Separable Differential Equation Confusion

[jumbogala]

Homework Statement

Solve the equation for b.

db/dx = (e^2x)(e^2b) -- therefore:

db / (e^2b) = (e^2x)dx

Also note that b(0) = 8.

Homework Equations

The Attempt at a Solution

Following a list of steps my teacher gave me to solve these:
1) Integrate both sides.

-0.5 e^(-2b) = 0.5 e^(2x) + C

2) Isolate b.

e^(-2b) = -e^(2x) + C

-2b = ln(-e^(2x) + C)

And here we run into the problem - you can't take ln of a negative value!

If that e^(2x) was positive I would finish the problem like this:

2x + C = -2b

x is 0 and b is 8 so C has to be -16.

And my final answer would be b = -x + 8.

But, I didn't think you could do this if there's a negative inside ln?

 

[SmashtheVan]

The Attempt at a Solution

Following a list of steps my teacher gave me to solve these:
1) Integrate both sides.

-0.5 e^(-2b) = 0.5 e^(2x) + C

2) Isolate b.

e^(-2b) = -e^(2x) + C

-2b = ln(-e^(2x) + C)

And here we run into the problem - you can't take ln of a negative value!

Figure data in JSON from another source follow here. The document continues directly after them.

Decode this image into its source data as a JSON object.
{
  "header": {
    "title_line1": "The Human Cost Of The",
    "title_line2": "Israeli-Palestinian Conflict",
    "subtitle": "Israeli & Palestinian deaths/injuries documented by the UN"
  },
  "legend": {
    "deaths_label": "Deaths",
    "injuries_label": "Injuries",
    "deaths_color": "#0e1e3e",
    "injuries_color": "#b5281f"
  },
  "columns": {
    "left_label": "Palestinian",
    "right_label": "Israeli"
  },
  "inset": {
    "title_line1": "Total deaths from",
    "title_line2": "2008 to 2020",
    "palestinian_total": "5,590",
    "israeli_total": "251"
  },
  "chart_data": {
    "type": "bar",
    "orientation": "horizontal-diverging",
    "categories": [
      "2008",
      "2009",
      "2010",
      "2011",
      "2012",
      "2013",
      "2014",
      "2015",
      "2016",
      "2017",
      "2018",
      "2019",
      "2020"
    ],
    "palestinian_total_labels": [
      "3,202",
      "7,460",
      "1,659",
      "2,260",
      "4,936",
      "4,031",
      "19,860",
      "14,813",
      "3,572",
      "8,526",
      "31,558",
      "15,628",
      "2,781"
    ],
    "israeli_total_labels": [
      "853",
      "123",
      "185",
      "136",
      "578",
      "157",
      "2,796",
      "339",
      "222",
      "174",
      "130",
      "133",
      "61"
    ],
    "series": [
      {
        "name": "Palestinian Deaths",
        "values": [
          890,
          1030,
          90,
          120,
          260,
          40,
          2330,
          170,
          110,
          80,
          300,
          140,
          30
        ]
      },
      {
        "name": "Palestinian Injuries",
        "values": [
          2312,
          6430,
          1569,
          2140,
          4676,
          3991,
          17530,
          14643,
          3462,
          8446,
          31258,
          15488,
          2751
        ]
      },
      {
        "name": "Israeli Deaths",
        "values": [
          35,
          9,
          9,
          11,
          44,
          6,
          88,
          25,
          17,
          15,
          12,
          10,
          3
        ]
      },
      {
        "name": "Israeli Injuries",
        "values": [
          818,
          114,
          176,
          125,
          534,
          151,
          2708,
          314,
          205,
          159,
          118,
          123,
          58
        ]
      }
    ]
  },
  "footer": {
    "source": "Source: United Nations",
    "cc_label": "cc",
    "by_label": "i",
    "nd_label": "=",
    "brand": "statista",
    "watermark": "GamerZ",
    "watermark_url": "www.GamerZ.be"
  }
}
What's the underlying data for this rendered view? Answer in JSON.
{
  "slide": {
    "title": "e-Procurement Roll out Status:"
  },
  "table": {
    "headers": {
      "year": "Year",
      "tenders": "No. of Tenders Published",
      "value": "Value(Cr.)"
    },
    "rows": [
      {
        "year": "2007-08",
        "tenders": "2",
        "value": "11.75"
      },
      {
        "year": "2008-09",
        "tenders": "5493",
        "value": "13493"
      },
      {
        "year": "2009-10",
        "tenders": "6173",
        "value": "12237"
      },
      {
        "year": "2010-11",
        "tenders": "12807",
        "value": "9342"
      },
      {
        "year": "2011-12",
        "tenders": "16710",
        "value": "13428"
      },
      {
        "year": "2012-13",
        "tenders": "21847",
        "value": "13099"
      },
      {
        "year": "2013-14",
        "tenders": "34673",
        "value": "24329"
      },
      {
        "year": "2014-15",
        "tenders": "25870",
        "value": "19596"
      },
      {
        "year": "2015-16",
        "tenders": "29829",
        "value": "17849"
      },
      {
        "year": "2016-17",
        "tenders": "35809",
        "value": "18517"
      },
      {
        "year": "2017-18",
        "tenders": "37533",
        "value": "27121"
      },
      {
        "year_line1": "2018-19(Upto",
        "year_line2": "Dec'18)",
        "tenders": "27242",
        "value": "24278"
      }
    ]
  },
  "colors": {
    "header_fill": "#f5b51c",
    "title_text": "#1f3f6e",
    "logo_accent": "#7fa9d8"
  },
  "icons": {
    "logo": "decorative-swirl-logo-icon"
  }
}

Correct that you can't take a ln of a negative value, but what if C > -e^(2x), then the value would be positive and a natural log can be taken. You can find a solution, but there will be a restriction!

You can solve for the constant at the step that I bolded above by implementing your initial condition

e^(-16) = -(e^(0)) + C

since we know that e^0 = 1,
C = e^(-16) + 1 [tex]\approx[/tex] 1

(e^(-16) is on the order of 10^-7, and I would say that is negligible compared to the 1)

and your solution would be of the form

e^(-2b) = 1- e^(2x) for x>0 (as 0 or any number less would leave the solution undefined)

and if you wanted to, at this step you could take the natural log of both sides and say that the solution is

b= -.5ln(1-e^2x), x>0